486, 489, 240 N.W. 140, 141 (1932).
Section 452.20 provides:
Limitation on actions for commissions. No person engaged in the business or acting in the capacity of a broker, salesperson or time‑share salesperson within this state may bring or maintain an action in the courts of this state for the collection of a commission or compensation for the performance of any act mentioned in this chapter without alleging and proving that he or she was a duly licensed broker, salesperson or registered time‑share salesperson at the time the alleged cause of action arose.
[5] Spiro agreed to “indemnify and hold harmless” Howard, Needles for “any and all claims regarding the commission.”

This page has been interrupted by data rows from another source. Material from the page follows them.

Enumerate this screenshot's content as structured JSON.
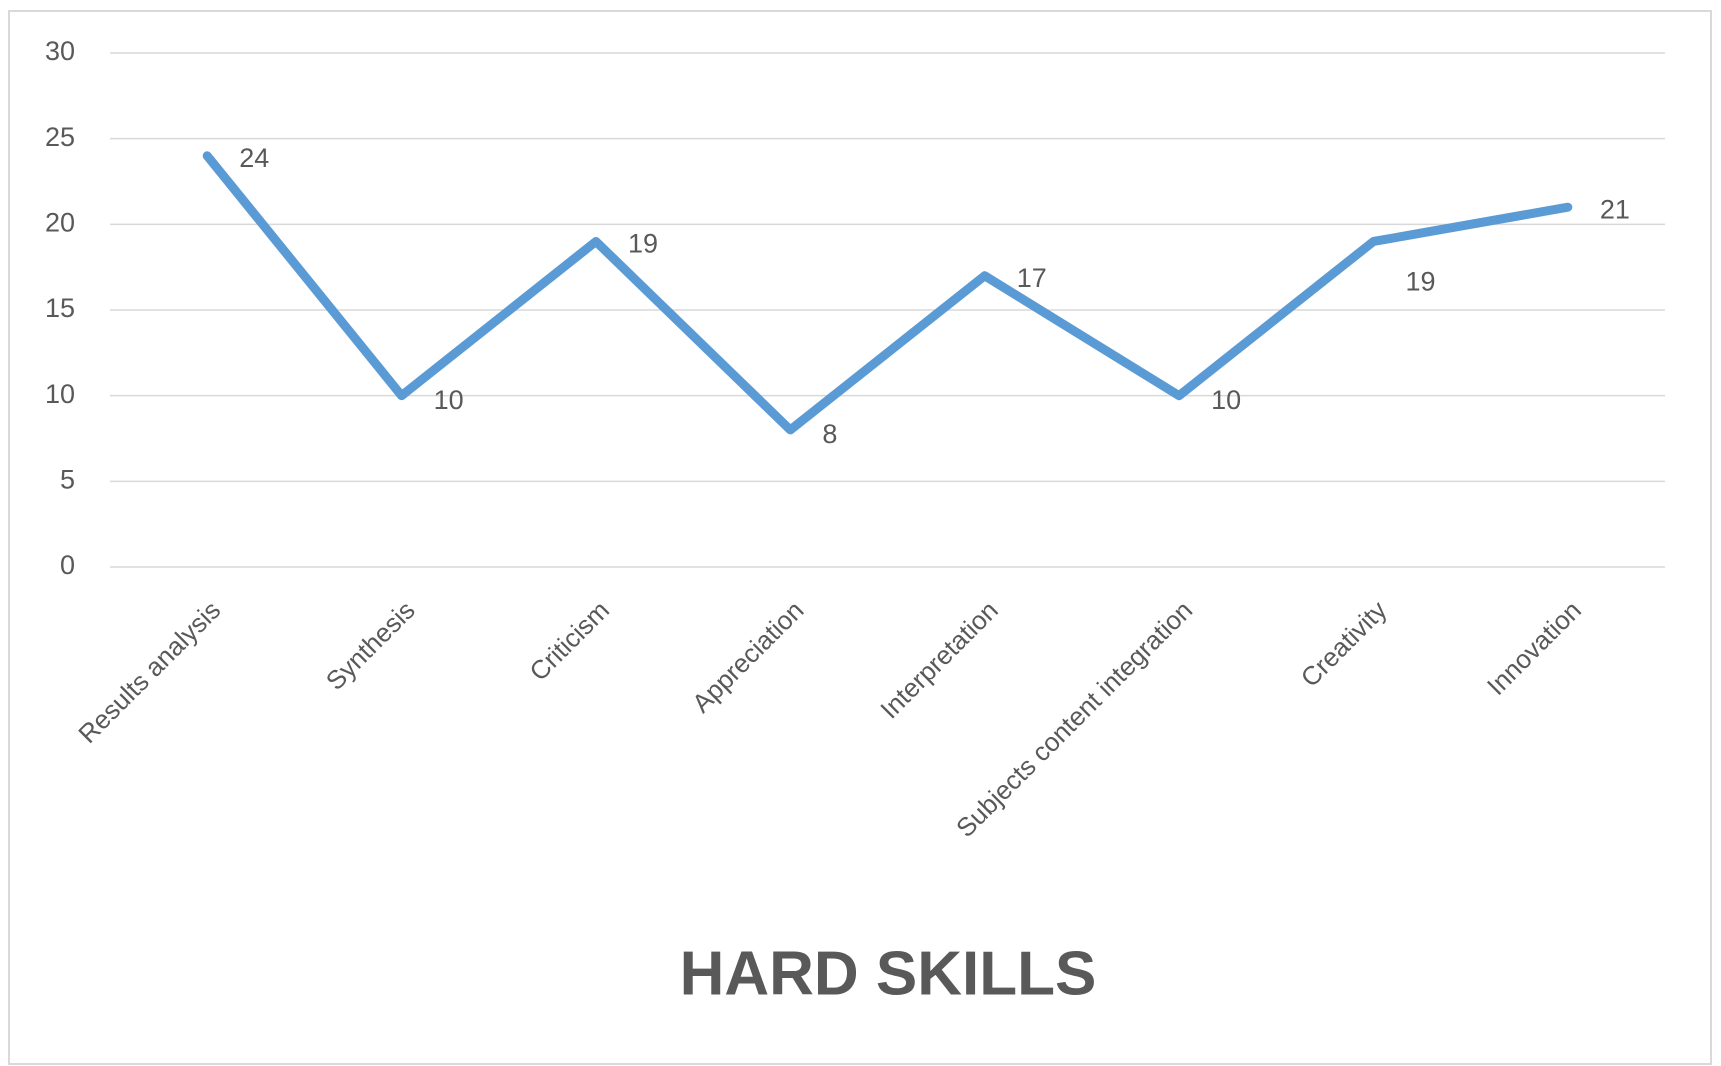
{
  "chart_data": {
    "type": "line",
    "title": "HARD SKILLS",
    "categories": [
      "Results analysis",
      "Synthesis",
      "Criticism",
      "Appreciation",
      "Interpretation",
      "Subjects content integration",
      "Creativity",
      "Innovation"
    ],
    "values": [
      24,
      10,
      19,
      8,
      17,
      10,
      19,
      21
    ],
    "color": "#5b9bd5",
    "ylim": [
      0,
      30
    ],
    "yticks": [
      0,
      5,
      10,
      15,
      20,
      25,
      30
    ],
    "grid": true
  }
}
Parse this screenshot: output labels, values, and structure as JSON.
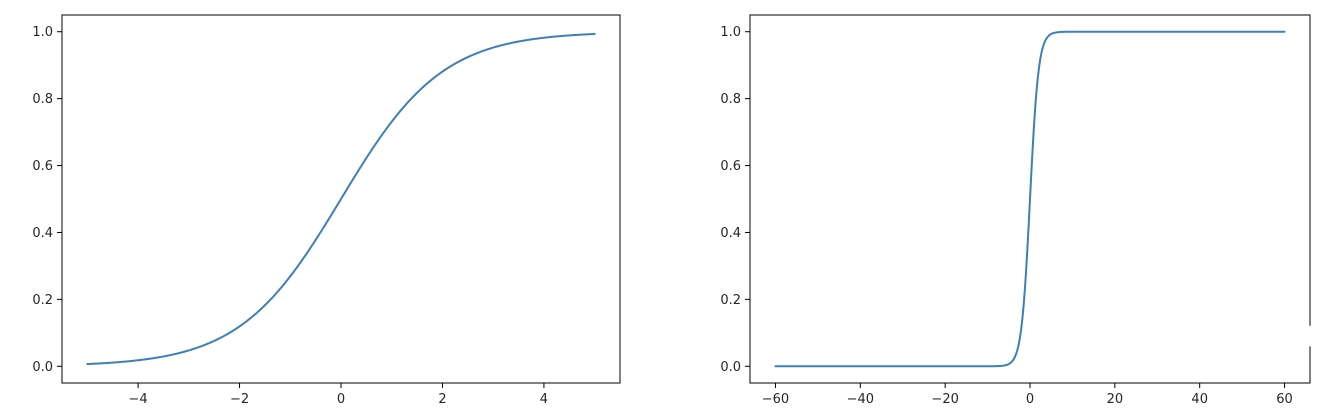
{
  "chart_data": [
    {
      "type": "line",
      "function": "sigmoid",
      "xlim": [
        -5.5,
        5.5
      ],
      "ylim": [
        -0.05,
        1.05
      ],
      "x_range": [
        -5,
        5
      ],
      "xticks": [
        -4,
        -2,
        0,
        2,
        4
      ],
      "xtick_labels": [
        "−4",
        "−2",
        "0",
        "2",
        "4"
      ],
      "yticks": [
        0.0,
        0.2,
        0.4,
        0.6,
        0.8,
        1.0
      ],
      "ytick_labels": [
        "0.0",
        "0.2",
        "0.4",
        "0.6",
        "0.8",
        "1.0"
      ],
      "series": [
        {
          "color": "#3d7fb8",
          "x": [
            -5,
            -4,
            -3,
            -2,
            -1,
            0,
            1,
            2,
            3,
            4,
            5
          ],
          "y": [
            0.0067,
            0.018,
            0.047,
            0.119,
            0.269,
            0.5,
            0.731,
            0.881,
            0.953,
            0.982,
            0.9933
          ]
        }
      ],
      "grid": false,
      "title": "",
      "xlabel": "",
      "ylabel": ""
    },
    {
      "type": "line",
      "function": "sigmoid",
      "xlim": [
        -66,
        66
      ],
      "ylim": [
        -0.05,
        1.05
      ],
      "x_range": [
        -60,
        60
      ],
      "xticks": [
        -60,
        -40,
        -20,
        0,
        20,
        40,
        60
      ],
      "xtick_labels": [
        "−60",
        "−40",
        "−20",
        "0",
        "20",
        "40",
        "60"
      ],
      "yticks": [
        0.0,
        0.2,
        0.4,
        0.6,
        0.8,
        1.0
      ],
      "ytick_labels": [
        "0.0",
        "0.2",
        "0.4",
        "0.6",
        "0.8",
        "1.0"
      ],
      "series": [
        {
          "color": "#3d7fb8",
          "x": [
            -60,
            -10,
            -5,
            -3,
            -1,
            0,
            1,
            3,
            5,
            10,
            60
          ],
          "y": [
            0.0,
            5e-05,
            0.0067,
            0.047,
            0.269,
            0.5,
            0.731,
            0.953,
            0.9933,
            0.99995,
            1.0
          ]
        }
      ],
      "grid": false,
      "title": "",
      "xlabel": "",
      "ylabel": ""
    }
  ]
}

[6] Badger III also asserts that the trial court erred in not concluding that the agreement to pay the commission was void under the statute of frauds, § 240.10(2), Stats., and that in refusing to hear its alternative argument that if the commission agreement was valid only some $98,000 was owed. We do not discuss these issues in light of our determination that the agreement to the pay the commission was void. See Gross v. Hoffman, 227 Wis. 296, 300, 277 N.W. 663, 665 (1938) (only dispositive issue need be addressed).